One can hardly say that Lyttelton was taken away early, but the last couple of years seem to have been particularly hard on gentle wits. First there was Linda Smith, then Alan Coren, Ned Sherrin and Miles Kington. I can't quite put my finger on what links them, but they all felt like they cropped up on each other's Radio 4 programmes. And were all comedians who were not particularly part of the new wave of comedy yet hardly old-fashioned either. There was a timelessness to Kington's columns, a universality to Smith's whimsical asides. And if we were drawing up some kind of Deceased Comedy Family Tree we could add in George Melly on the jazz branch alongside Humph.

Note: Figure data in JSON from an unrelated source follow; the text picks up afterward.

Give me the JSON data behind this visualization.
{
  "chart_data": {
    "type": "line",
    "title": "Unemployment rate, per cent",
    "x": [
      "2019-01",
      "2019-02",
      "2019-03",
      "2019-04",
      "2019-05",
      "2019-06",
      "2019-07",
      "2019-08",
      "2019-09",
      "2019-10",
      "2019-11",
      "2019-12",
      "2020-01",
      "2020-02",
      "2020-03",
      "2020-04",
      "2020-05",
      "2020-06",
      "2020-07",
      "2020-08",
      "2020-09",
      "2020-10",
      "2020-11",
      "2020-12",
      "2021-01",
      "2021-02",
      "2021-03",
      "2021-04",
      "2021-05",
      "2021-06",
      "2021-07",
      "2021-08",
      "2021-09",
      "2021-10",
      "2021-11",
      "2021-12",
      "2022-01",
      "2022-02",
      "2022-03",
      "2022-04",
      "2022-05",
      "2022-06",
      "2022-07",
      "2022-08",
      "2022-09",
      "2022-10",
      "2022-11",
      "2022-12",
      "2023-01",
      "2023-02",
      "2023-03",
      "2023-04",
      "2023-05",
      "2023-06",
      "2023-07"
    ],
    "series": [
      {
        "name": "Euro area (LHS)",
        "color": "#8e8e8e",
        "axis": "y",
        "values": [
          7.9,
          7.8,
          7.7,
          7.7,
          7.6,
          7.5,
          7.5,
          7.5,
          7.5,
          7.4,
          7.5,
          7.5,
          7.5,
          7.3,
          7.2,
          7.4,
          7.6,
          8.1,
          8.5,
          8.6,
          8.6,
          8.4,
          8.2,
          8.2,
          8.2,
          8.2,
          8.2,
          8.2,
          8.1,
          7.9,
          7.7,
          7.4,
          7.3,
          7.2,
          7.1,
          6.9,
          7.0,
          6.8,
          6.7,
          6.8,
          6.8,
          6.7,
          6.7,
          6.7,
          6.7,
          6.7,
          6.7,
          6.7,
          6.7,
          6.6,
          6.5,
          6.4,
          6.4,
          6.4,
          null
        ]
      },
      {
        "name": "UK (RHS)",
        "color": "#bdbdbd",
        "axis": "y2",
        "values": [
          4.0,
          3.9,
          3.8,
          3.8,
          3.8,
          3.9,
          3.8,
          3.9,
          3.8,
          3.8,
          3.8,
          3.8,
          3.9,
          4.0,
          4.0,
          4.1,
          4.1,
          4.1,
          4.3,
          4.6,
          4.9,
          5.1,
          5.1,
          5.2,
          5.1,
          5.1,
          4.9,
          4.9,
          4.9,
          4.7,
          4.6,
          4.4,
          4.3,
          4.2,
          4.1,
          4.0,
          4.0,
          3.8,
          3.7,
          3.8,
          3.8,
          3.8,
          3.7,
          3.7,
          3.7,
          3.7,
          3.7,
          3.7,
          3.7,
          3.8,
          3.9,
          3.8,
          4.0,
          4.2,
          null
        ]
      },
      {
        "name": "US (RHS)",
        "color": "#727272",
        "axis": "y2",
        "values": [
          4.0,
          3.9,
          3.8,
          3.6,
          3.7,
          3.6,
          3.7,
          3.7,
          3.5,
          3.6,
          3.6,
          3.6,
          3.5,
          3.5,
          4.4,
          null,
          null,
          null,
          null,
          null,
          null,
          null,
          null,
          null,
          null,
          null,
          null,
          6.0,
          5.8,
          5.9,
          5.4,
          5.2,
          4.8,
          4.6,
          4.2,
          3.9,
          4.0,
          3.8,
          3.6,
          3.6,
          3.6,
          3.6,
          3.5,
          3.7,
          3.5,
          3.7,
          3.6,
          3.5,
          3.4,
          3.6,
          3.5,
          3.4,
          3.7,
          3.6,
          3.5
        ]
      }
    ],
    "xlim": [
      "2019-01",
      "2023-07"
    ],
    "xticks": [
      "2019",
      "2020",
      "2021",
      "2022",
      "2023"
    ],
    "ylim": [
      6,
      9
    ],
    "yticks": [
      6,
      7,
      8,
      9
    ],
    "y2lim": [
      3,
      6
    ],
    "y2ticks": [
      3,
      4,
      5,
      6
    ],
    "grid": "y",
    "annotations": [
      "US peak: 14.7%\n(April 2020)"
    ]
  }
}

By contrast abrasive comedians seem to go on and on. Apart from Bernard Manning the roll-call of dead obnoxious comedians is a pretty short one.
This could all be a coincidence, but somehow I don't feel that it is. Are sensitive, creative souls more prone to serious disease than the hard-hearted? I remember thinking this when Dennis Potter died while his nemesis Rupert Murdoch continued to conquer the world. Purely anecdotal but curious. Your homework this week? Artists are a more thin-skinned bunch than businessmen. Discuss.





I enjoyed the work of all of them but I think that they could each be as cutting as any comic; their wit was simply conveyed in a more reserved/sophisticated style.
After dinner style rather than stand up, perhaps?